What we mean is that marketing happens in your customer’s heads. If you can influence how people perceive your company and your brand in order to sell more effectively, you’ve succeeded as a marketer.
But it’s not just your company that exists in people’s minds. The whole industry your business operates in (or is breaking into) has a set of expectations, impressions and assumptions that you can’t directly control.
With these barriers in mind, what’s the best way to get into your customer’s minds and dominate your industry?
Be the Leader of Your Niche
The easiest way to define how your company appears in the market is by being the first one in a given industry. If you’re the first person playing the game, you can easily decide what the game is, and why you’re the best person to address the customer’s needs.
But most of us don’t have that luxury. Instead, we’re competing established brands and big companies who have bigger marketing budgets to spend than we do.
In other words, since you can’t embrace “brute force” marketing to outspend your competitors (and they’ve already established a place in the customer’s minds), you’ve got to be smarter with your marketing.
And that means you have to define what makes your company unique.
Compare and Contrast
Having established models to compare yourself to can be a blessing in disguise.
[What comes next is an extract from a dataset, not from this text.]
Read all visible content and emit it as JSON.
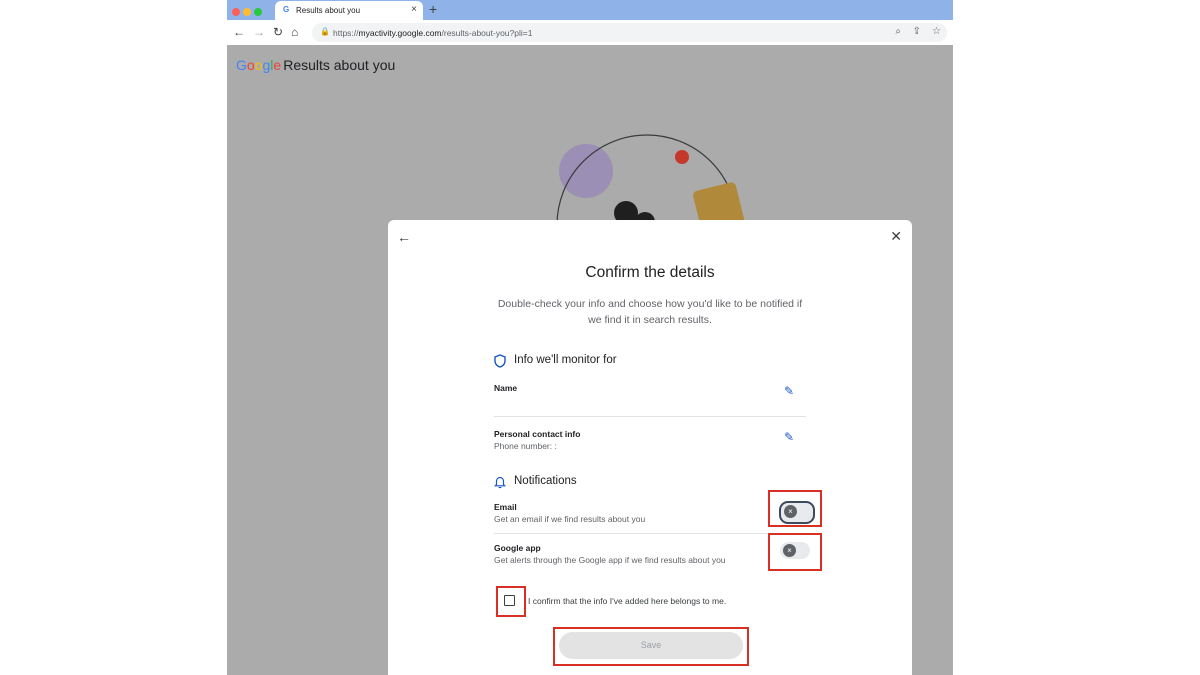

Instead of using marketing to compete directly with your competitors on their terms, figure out a way to define yourself against them.
In other words, if you’re selling a new brand of detergent that’s in direct competition with the market leader, don’t advertise yourself in the market leader’s terms.
If the detergent market leader says, “We make clothes bright and colorful,” it’s not a good strategy to say “We make clothes even brighter and more colorful than brand X,” because brand X already has that idea captive in your market’s mind.
Instead, say something completely different. Pick a unique strength: “We’re the detergent for busy parents who just need to get laundry done,” or “We’re the fastest clean in town.”
Even better if you can directly contrast yourself with your competitor: “We’re like X detergent, but fast.” One-up your benefits with theirs: “Our customers understand it’s not about just being bright and colorful; it’s about that wonderful detergent smell.” The market that values smell over appearance will identify with your product and might make the switch.
This strategy works for anyone in a competitive market—whether you’re trying to clean clothes, sell cars or get people to come to your movie theater.
Don’t forget that at the end of the day, marketing is a battle of the minds. It’s more effective to carve out a space in your customer’s mind than to compete for a space your competitors already own.